PostgreSQL – How to Limit an Inner Query by Outer Query Attribute

greatest-n-per-groupjoin;postgresqlsubquery

I have a requirement to sort a table by multiple criteria, select the first and associate with another table. The DB is Postgres.

Let's say we have players and teams where player has played from several teams. This is not the real composition of the model but should suffice for our example.

The requirement is to get the most recent record of the team the player played for, ordered by teams.end_date if it's present, otherwise by teams.start_date.

The algorithm would seem to be group by players.id, and order by the criteria mentioned above. However all of my attempts to limit the results to 1 gives me the first team record that is ordered by that criteria.

Here's what I think is the closest I got:

SELECT 
  latest_teams.* 
FROM players
  JOIN (
    SELECT 
      player_id,
      team_name,
      start_date,
      end_date
    FROM teams
    ORDER BY .... --this part is fine
    limit 1
  ) AS latest_teams
  ON players.id = teams.player_id

How can I get the scope of the inner query to be that of the player id?

Best Answer

First, if you SELECT only from the teams table and there is a FOREIGN KEY constraint that REFERENCES players, you don't need the join to players at all.

Now, there are various ways to write this type of queries, there is even a tag at SO and DBA.SE, . We need the greatest 1 in this case.
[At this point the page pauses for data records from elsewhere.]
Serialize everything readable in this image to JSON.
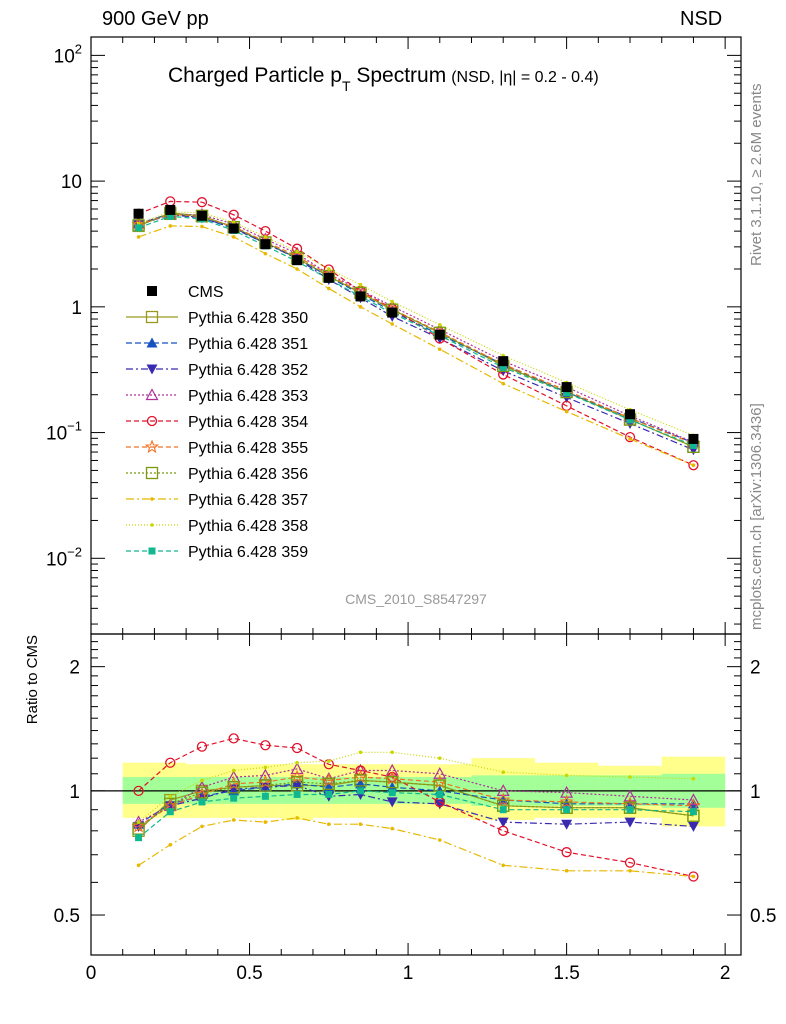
{
  "header": {
    "energy_label": "900 GeV pp",
    "process_label": "NSD"
  },
  "side_labels": {
    "rivet": "Rivet 3.1.10, ≥ 2.6M events",
    "source": "mcplots.cern.ch [arXiv:1306.3436]"
  },
  "watermark": "CMS_2010_S8547297",
  "chart_data": [
    {
      "type": "line",
      "panel": "main",
      "title": "Charged Particle p",
      "title_sub": "T",
      "title_rest": " Spectrum",
      "subtitle": "(NSD, |η| = 0.2 - 0.4)",
      "yscale": "log",
      "xlim": [
        0,
        2.05
      ],
      "ylim": [
        0.0025,
        140
      ],
      "ytick_labels": [
        {
          "value": 100,
          "base": "10",
          "exp": "2"
        },
        {
          "value": 10,
          "base": "10",
          "exp": ""
        },
        {
          "value": 1,
          "base": "1",
          "exp": ""
        },
        {
          "value": 0.1,
          "base": "10",
          "exp": "−1"
        },
        {
          "value": 0.01,
          "base": "10",
          "exp": "−2"
        }
      ],
      "legend_position": "left",
      "x": [
        0.15,
        0.25,
        0.35,
        0.45,
        0.55,
        0.65,
        0.75,
        0.85,
        0.95,
        1.1,
        1.3,
        1.5,
        1.7,
        1.9
      ],
      "data": {
        "name": "CMS",
        "values": [
          5.5,
          5.9,
          5.3,
          4.2,
          3.15,
          2.35,
          1.7,
          1.21,
          0.9,
          0.6,
          0.37,
          0.23,
          0.14,
          0.089
        ]
      },
      "series": [
        {
          "name": "Pythia 6.428 350",
          "color": "#9a9a22",
          "dash": "",
          "marker": "square-open",
          "values": [
            4.4,
            5.6,
            5.3,
            4.3,
            3.25,
            2.43,
            1.75,
            1.29,
            0.95,
            0.62,
            0.34,
            0.21,
            0.127,
            0.077
          ]
        },
        {
          "name": "Pythia 6.428 351",
          "color": "#1552c0",
          "dash": "6,3",
          "marker": "triangle-up",
          "values": [
            4.6,
            5.5,
            5.1,
            4.2,
            3.2,
            2.45,
            1.73,
            1.26,
            0.92,
            0.6,
            0.35,
            0.21,
            0.131,
            0.083
          ]
        },
        {
          "name": "Pythia 6.428 352",
          "color": "#3a2ab0",
          "dash": "7,3,2,3",
          "marker": "triangle-down",
          "values": [
            4.5,
            5.4,
            5.1,
            4.25,
            3.2,
            2.42,
            1.65,
            1.18,
            0.84,
            0.56,
            0.31,
            0.19,
            0.118,
            0.073
          ]
        },
        {
          "name": "Pythia 6.428 353",
          "color": "#b0309a",
          "dash": "2,2",
          "marker": "triangle-up-open",
          "values": [
            4.6,
            5.4,
            5.4,
            4.55,
            3.45,
            2.65,
            1.82,
            1.36,
            1.01,
            0.66,
            0.37,
            0.23,
            0.136,
            0.084
          ]
        },
        {
          "name": "Pythia 6.428 354",
          "color": "#e0102a",
          "dash": "5,3",
          "marker": "circle-open",
          "values": [
            5.5,
            6.9,
            6.8,
            5.4,
            4.0,
            2.9,
            1.98,
            1.34,
            0.97,
            0.56,
            0.29,
            0.163,
            0.092,
            0.055
          ]
        },
        {
          "name": "Pythia 6.428 355",
          "color": "#f07020",
          "dash": "5,3",
          "marker": "star-open",
          "values": [
            4.5,
            5.45,
            5.2,
            4.35,
            3.3,
            2.53,
            1.8,
            1.31,
            0.96,
            0.63,
            0.35,
            0.216,
            0.13,
            0.082
          ]
        },
        {
          "name": "Pythia 6.428 356",
          "color": "#7a9a10",
          "dash": "2,2",
          "marker": "square-open",
          "values": [
            4.45,
            5.5,
            5.25,
            4.3,
            3.25,
            2.45,
            1.76,
            1.29,
            0.95,
            0.62,
            0.34,
            0.21,
            0.127,
            0.077
          ]
        },
        {
          "name": "Pythia 6.428 357",
          "color": "#e8b800",
          "dash": "8,3,2,3",
          "marker": "dot",
          "values": [
            3.6,
            4.4,
            4.35,
            3.6,
            2.65,
            2.0,
            1.4,
            1.0,
            0.73,
            0.46,
            0.245,
            0.147,
            0.089,
            0.055
          ]
        },
        {
          "name": "Pythia 6.428 358",
          "color": "#c8d800",
          "dash": "1,2",
          "marker": "dot",
          "values": [
            4.6,
            5.7,
            5.6,
            4.7,
            3.6,
            2.75,
            2.0,
            1.5,
            1.1,
            0.72,
            0.41,
            0.25,
            0.152,
            0.095
          ]
        },
        {
          "name": "Pythia 6.428 359",
          "color": "#10b890",
          "dash": "5,3",
          "marker": "square-small",
          "values": [
            4.25,
            5.25,
            5.0,
            4.05,
            3.05,
            2.3,
            1.66,
            1.21,
            0.89,
            0.59,
            0.33,
            0.207,
            0.126,
            0.079
          ]
        }
      ]
    },
    {
      "type": "line",
      "panel": "ratio",
      "ylabel": "Ratio to CMS",
      "yscale": "log",
      "xlim": [
        0,
        2.05
      ],
      "ylim": [
        0.4,
        2.4
      ],
      "yticks": [
        0.5,
        1,
        2
      ],
      "ytick_labels": [
        "0.5",
        "1",
        "2"
      ],
      "xticks": [
        0,
        0.5,
        1,
        1.5,
        2
      ],
      "xtick_labels": [
        "0",
        "0.5",
        "1",
        "1.5",
        "2"
      ],
      "reference_line": 1,
      "bins": [
        {
          "x0": 0.1,
          "x1": 0.2,
          "stat": [
            0.93,
            1.08
          ],
          "total": [
            0.86,
            1.17
          ]
        },
        {
          "x0": 0.2,
          "x1": 0.3,
          "stat": [
            0.93,
            1.08
          ],
          "total": [
            0.86,
            1.17
          ]
        },
        {
          "x0": 0.3,
          "x1": 0.4,
          "stat": [
            0.93,
            1.08
          ],
          "total": [
            0.86,
            1.16
          ]
        },
        {
          "x0": 0.4,
          "x1": 0.5,
          "stat": [
            0.93,
            1.08
          ],
          "total": [
            0.86,
            1.16
          ]
        },
        {
          "x0": 0.5,
          "x1": 0.6,
          "stat": [
            0.93,
            1.08
          ],
          "total": [
            0.86,
            1.16
          ]
        },
        {
          "x0": 0.6,
          "x1": 0.7,
          "stat": [
            0.93,
            1.08
          ],
          "total": [
            0.85,
            1.16
          ]
        },
        {
          "x0": 0.7,
          "x1": 0.8,
          "stat": [
            0.93,
            1.08
          ],
          "total": [
            0.86,
            1.16
          ]
        },
        {
          "x0": 0.8,
          "x1": 0.9,
          "stat": [
            0.93,
            1.08
          ],
          "total": [
            0.86,
            1.16
          ]
        },
        {
          "x0": 0.9,
          "x1": 1.0,
          "stat": [
            0.93,
            1.08
          ],
          "total": [
            0.86,
            1.16
          ]
        },
        {
          "x0": 1.0,
          "x1": 1.2,
          "stat": [
            0.93,
            1.08
          ],
          "total": [
            0.86,
            1.16
          ]
        },
        {
          "x0": 1.2,
          "x1": 1.4,
          "stat": [
            0.92,
            1.09
          ],
          "total": [
            0.85,
            1.2
          ]
        },
        {
          "x0": 1.4,
          "x1": 1.6,
          "stat": [
            0.92,
            1.09
          ],
          "total": [
            0.86,
            1.17
          ]
        },
        {
          "x0": 1.6,
          "x1": 1.8,
          "stat": [
            0.92,
            1.09
          ],
          "total": [
            0.86,
            1.15
          ]
        },
        {
          "x0": 1.8,
          "x1": 2.0,
          "stat": [
            0.91,
            1.1
          ],
          "total": [
            0.82,
            1.21
          ]
        }
      ],
      "x": [
        0.15,
        0.25,
        0.35,
        0.45,
        0.55,
        0.65,
        0.75,
        0.85,
        0.95,
        1.1,
        1.3,
        1.5,
        1.7,
        1.9
      ],
      "series": [
        {
          "name": "Pythia 6.428 350",
          "values": [
            0.8,
            0.95,
            1.0,
            1.02,
            1.03,
            1.03,
            1.03,
            1.06,
            1.05,
            1.03,
            0.92,
            0.91,
            0.91,
            0.87
          ]
        },
        {
          "name": "Pythia 6.428 351",
          "values": [
            0.83,
            0.93,
            0.97,
            1.0,
            1.02,
            1.04,
            1.02,
            1.04,
            1.02,
            1.0,
            0.95,
            0.93,
            0.93,
            0.93
          ]
        },
        {
          "name": "Pythia 6.428 352",
          "values": [
            0.82,
            0.92,
            0.96,
            1.01,
            1.02,
            1.03,
            0.97,
            0.98,
            0.94,
            0.93,
            0.84,
            0.83,
            0.84,
            0.82
          ]
        },
        {
          "name": "Pythia 6.428 353",
          "values": [
            0.84,
            0.92,
            1.02,
            1.08,
            1.09,
            1.13,
            1.07,
            1.12,
            1.12,
            1.1,
            1.0,
            0.99,
            0.97,
            0.95
          ]
        },
        {
          "name": "Pythia 6.428 354",
          "values": [
            1.0,
            1.17,
            1.28,
            1.34,
            1.29,
            1.27,
            1.16,
            1.12,
            1.08,
            0.94,
            0.8,
            0.71,
            0.67,
            0.62
          ]
        },
        {
          "name": "Pythia 6.428 355",
          "values": [
            0.82,
            0.92,
            0.98,
            1.04,
            1.05,
            1.08,
            1.06,
            1.08,
            1.07,
            1.05,
            0.95,
            0.94,
            0.93,
            0.92
          ]
        },
        {
          "name": "Pythia 6.428 356",
          "values": [
            0.81,
            0.93,
            0.99,
            1.02,
            1.03,
            1.05,
            1.04,
            1.06,
            1.05,
            1.03,
            0.92,
            0.91,
            0.91,
            0.87
          ]
        },
        {
          "name": "Pythia 6.428 357",
          "values": [
            0.66,
            0.74,
            0.82,
            0.85,
            0.84,
            0.86,
            0.83,
            0.83,
            0.81,
            0.76,
            0.66,
            0.64,
            0.64,
            0.62
          ]
        },
        {
          "name": "Pythia 6.428 358",
          "values": [
            0.84,
            0.97,
            1.06,
            1.12,
            1.14,
            1.17,
            1.18,
            1.24,
            1.24,
            1.2,
            1.11,
            1.09,
            1.08,
            1.07
          ]
        },
        {
          "name": "Pythia 6.428 359",
          "values": [
            0.77,
            0.89,
            0.94,
            0.96,
            0.97,
            0.98,
            0.98,
            1.0,
            0.99,
            0.98,
            0.9,
            0.9,
            0.9,
            0.89
          ]
        }
      ]
    }
  ]
}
The most simple code is to use the DISTINCT ON construct (which is a Postgres, non-standard addition to SQL).
If you need columns from players, you can simply join and add the columns in the select list.:

SELECT DISTINCT ON (t.player_id)
  t.player_id,
  t.team_name,
  t.start_date,
  t.end_date
FROM teams AS t
  -- JOIN players AS p            
  --   ON p.id = t.player_id
ORDER BY 
    t.player_id,  -- this needs to match the DISTINCT ON ()
    ....      -- pick what order you want, so the 1st is chosen for each player
 ;            -- no LIMIT

Another way that works in most other DBMS is to use window functions. The criteria for which row to be chosen goes inside the OVER clause:

SELECT 
    g.player_id,
    g.team_name,
    g.start_date,
    g.end_date
FROM
  ( SELECT 
      t.player_id,
      t.team_name,
      t.start_date,
      t.end_date,
      ROW_NUMBER() OVER (PARTITION BY t.player_id 
                         ORDER BY ...) AS rn
    FROM teams AS t
      -- JOIN players AS p            
      --   ON p.id = t.player_id
  ) AS g
WHERE
    g.rn = 1 ;

If you are not in some ancient version of Postgres, there is also the LATERAL syntax, that is often the most efficient. Especially when there is a "driving" table with the distinct values we want to base the grouping (the players here) and if these values are relatively small in number and have many possible options (i.e. in this case, the biggest the teams table is, in comparison to the players, the better for this query).
Also notice how this query resembles very much your initial idea. It does, literally, exactly what you want: allow the players columns to be referenced inside the lt subquery:

SELECT
    lt.player_id,
    lt.team_name,
    lt.start_date,
    lt.end_date
FROM players AS p
  JOIN LATERAL
    ( SELECT t.*
      FROM teams AS t 
      WHERE p.id = t.player_id
      ORDER BY ....     -- pick the order
      LIMIT 1 
   ) AS lt ON TRUE ;